To examine the pattern of and the influence of some socio-demographic factors on infant milk feedings, and the protective role of breastfeeding against infections.
Mothers who breastfed their infants (exclusively or partially) at 6 weeks postpartum, and who had singleton pregnancies and healthy infants at birth, were interviewed when their infants had reached 6 months of age.
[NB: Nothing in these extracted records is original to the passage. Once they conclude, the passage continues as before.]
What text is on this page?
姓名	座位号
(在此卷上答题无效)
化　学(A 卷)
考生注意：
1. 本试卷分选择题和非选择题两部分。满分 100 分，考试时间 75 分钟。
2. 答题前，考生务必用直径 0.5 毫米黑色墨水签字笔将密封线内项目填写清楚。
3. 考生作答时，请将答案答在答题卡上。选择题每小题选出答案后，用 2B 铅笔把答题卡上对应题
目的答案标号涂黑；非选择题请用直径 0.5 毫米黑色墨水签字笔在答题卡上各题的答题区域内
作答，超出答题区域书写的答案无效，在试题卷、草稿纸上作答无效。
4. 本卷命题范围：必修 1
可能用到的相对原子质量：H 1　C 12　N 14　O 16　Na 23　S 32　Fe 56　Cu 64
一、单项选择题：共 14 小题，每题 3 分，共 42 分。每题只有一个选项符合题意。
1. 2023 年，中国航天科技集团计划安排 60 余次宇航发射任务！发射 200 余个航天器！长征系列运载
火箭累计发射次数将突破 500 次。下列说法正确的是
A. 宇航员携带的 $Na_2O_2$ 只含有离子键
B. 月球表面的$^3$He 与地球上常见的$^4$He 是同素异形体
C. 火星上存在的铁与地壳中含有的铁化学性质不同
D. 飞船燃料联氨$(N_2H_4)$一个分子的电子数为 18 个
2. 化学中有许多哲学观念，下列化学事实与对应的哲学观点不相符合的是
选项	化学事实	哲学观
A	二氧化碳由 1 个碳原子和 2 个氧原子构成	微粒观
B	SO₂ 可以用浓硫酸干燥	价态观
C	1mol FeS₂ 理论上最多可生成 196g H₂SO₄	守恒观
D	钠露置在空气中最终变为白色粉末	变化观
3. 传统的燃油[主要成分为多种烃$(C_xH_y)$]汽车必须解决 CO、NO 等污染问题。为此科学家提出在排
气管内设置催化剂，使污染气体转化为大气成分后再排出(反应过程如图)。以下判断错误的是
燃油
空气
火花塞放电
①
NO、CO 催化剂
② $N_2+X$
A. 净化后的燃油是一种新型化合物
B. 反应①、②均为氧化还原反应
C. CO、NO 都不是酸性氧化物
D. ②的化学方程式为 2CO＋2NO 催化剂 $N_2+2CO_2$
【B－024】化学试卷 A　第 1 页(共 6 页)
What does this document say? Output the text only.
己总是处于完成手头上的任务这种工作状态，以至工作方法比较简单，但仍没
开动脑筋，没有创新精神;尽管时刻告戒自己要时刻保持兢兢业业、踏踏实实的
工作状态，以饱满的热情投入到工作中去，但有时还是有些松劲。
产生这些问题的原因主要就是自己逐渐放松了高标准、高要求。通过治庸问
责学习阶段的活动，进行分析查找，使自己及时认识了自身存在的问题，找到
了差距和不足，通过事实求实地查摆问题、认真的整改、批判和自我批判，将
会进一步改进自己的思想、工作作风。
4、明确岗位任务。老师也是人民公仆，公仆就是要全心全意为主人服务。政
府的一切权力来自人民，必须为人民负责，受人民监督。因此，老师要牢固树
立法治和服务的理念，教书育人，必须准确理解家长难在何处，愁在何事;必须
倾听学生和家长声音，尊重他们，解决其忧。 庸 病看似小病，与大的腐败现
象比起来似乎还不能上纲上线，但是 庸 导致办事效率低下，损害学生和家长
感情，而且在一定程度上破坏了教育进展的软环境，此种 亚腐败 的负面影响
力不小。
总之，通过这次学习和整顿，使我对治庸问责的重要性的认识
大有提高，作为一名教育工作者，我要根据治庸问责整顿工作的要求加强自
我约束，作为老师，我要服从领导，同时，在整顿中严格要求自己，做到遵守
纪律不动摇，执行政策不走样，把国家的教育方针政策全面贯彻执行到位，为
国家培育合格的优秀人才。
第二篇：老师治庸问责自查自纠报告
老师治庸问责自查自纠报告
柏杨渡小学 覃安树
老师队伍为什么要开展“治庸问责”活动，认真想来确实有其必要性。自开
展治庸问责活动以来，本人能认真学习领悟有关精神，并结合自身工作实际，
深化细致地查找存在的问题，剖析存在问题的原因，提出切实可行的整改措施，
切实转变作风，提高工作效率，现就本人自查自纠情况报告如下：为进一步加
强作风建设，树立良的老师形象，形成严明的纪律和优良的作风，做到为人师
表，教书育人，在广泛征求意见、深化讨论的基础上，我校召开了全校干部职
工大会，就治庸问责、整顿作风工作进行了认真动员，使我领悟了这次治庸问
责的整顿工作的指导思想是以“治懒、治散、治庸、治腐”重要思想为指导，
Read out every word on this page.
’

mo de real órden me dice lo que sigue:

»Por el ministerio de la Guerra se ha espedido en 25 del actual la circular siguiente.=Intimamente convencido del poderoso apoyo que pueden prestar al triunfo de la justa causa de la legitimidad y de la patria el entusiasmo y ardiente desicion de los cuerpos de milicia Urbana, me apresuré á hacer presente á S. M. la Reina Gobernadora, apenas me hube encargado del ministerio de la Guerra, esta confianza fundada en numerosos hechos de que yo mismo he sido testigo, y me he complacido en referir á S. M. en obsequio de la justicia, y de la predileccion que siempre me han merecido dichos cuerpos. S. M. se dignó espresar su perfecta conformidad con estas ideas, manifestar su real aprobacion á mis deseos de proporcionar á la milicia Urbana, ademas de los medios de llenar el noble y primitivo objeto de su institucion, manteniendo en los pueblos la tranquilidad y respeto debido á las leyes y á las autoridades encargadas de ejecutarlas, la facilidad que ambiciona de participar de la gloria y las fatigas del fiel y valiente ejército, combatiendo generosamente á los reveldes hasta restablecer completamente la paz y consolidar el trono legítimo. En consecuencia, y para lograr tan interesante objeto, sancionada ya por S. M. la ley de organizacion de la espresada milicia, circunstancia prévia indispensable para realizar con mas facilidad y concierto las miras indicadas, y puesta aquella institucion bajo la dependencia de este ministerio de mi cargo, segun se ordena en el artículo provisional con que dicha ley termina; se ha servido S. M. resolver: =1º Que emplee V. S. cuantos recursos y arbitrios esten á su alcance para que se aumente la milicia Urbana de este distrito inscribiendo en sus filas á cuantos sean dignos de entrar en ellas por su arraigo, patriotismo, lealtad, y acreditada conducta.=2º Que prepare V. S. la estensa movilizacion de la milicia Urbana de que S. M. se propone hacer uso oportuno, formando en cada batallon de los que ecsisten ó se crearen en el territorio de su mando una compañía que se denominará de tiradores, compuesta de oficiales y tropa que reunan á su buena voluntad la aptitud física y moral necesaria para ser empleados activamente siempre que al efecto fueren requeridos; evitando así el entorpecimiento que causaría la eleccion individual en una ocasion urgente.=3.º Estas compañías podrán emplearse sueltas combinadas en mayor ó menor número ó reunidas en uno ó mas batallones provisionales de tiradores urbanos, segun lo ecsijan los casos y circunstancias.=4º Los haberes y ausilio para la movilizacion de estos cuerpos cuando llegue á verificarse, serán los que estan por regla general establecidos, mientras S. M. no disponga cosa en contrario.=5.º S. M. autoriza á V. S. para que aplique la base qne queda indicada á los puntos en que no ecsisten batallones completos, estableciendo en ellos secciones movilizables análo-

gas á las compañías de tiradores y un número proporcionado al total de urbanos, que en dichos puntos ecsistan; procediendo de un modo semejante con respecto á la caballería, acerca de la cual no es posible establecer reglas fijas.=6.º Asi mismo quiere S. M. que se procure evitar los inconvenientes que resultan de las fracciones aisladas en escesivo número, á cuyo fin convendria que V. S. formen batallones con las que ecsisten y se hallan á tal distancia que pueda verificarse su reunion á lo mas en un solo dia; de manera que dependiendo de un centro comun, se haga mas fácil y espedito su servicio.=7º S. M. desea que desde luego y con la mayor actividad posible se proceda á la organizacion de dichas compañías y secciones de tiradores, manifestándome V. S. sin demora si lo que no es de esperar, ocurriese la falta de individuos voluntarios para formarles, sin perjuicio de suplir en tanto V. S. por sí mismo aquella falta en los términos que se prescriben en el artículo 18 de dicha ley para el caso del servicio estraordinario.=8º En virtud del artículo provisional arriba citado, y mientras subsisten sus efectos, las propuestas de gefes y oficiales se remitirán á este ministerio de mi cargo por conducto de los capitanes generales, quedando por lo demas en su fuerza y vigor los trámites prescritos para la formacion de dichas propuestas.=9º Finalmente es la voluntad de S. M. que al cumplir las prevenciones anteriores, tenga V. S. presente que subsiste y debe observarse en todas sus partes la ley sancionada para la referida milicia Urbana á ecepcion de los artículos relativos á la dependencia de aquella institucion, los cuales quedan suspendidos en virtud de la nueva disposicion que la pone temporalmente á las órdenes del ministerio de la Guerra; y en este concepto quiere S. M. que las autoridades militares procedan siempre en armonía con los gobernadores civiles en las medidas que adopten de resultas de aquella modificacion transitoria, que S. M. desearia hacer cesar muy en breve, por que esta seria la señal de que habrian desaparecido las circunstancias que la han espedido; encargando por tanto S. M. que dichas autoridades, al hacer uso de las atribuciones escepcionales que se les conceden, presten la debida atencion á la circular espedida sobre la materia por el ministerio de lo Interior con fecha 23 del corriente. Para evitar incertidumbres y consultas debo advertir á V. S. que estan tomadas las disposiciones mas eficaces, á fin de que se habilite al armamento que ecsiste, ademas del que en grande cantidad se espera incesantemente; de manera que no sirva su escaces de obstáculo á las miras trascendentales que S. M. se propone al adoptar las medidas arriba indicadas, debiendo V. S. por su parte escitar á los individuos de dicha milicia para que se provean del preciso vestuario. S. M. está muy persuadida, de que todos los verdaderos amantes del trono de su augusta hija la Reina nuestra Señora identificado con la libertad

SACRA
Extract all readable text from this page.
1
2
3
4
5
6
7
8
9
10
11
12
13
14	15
Of the 234 mothers studied, only 31 (13%) mothers were practising exclusive breastfeeding (EBF) and 133 (57%) mothers were using exclusive infant formula feeding (EIF). Solid and semi-solid foods were introduced between 4 to 6 months of life in 89% of the infants. On logistic regression analysis, mothers who were in paid employment [OR 0.25, 95% CI 0.15, 0.42] and not breast feeding at 6 weeks [OR 0.32, 95% CI 0.19, 0.54] had decreased odds of EBF. Antenatal plans to breastfeed, breast-feeding difficulties, ethnicity, level of parental education, parental ages, fathers' income, primigravida status and infants' gender were not significant co-variates. In comparison, EIF was more likely in mothers who worked, practised mixed feedings at 6 weeks and of Chinese descent. There were no significant differences in the rates of upper respiratory tract infections (URTI) or diarrhoeal illnesses between the infants who were or were not being breast-fed.
Most mothers were unable to breastfeed their infants exclusively in the recommended first 4 to 6 months of life. Complementary changes outside the hospital and maternity services are essential in improving breastfeeding rates. Breastfeeding does not appear to confer significant protection to either URTI or gastrointestinal tract infections.